Small-time offset DEL = 1e-8 preserved. The .mod $DES adds a small offset to t inside log((t+DEL)/alpha) to keep the expression finite at t = 0. We preserve the offset.
No estimated IIV. The source $OMEGA is 0 FIX. No inter- subject variability is in the BAST PTTE 2017 guiding-document model.

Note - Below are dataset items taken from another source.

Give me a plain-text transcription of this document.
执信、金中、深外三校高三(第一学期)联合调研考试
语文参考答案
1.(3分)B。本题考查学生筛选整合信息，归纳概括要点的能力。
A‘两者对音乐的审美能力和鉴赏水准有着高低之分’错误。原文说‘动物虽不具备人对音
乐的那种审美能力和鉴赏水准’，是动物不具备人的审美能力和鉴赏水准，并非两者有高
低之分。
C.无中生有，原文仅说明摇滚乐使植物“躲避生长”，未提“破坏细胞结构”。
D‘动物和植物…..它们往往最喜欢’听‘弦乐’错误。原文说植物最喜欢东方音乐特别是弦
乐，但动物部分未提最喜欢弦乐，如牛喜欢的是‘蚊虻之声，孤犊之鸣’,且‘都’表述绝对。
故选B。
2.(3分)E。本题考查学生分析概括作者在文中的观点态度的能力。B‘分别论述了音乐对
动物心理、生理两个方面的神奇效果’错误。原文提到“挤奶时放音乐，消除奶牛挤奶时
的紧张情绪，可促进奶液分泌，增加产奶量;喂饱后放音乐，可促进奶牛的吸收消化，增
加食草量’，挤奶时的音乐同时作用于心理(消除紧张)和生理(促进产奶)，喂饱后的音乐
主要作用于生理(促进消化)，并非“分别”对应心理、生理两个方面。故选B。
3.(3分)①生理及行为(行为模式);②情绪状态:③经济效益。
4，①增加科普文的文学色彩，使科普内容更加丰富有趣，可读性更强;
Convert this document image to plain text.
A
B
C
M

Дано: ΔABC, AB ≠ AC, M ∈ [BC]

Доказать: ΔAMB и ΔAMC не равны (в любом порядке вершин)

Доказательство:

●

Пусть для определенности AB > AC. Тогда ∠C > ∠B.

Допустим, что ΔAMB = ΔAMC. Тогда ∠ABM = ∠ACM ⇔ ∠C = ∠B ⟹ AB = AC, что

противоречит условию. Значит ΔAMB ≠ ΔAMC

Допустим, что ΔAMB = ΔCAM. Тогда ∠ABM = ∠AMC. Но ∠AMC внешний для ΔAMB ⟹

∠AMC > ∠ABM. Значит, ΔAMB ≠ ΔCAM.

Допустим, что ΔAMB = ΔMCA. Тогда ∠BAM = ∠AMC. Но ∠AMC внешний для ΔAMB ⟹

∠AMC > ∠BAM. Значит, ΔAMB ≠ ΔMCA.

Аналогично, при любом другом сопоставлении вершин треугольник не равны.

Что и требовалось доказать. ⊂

Interval-censored event times. Competing Event 1 events are observed only between scheduled assessment visits. The packaged nlmixr2lib model is intended for forward simulation; users who want to honour the interval-censoring convention should snap simulated event times to the next assessment visit (BAST guiding doc Section 2.3.3).
No publication-PDF cross-check. The BAST PTTE 2017 guiding document is the only source of equations and methodological narrative; no peer-reviewed publication exists.
Convention warning. nlmixr2lib::checkModelConventions() flags the units$concentration field (the TTE output sur is a survival probability, not a mass/volume concentration). The compartment is named cumhaz (canonical TTE auxiliary-state name).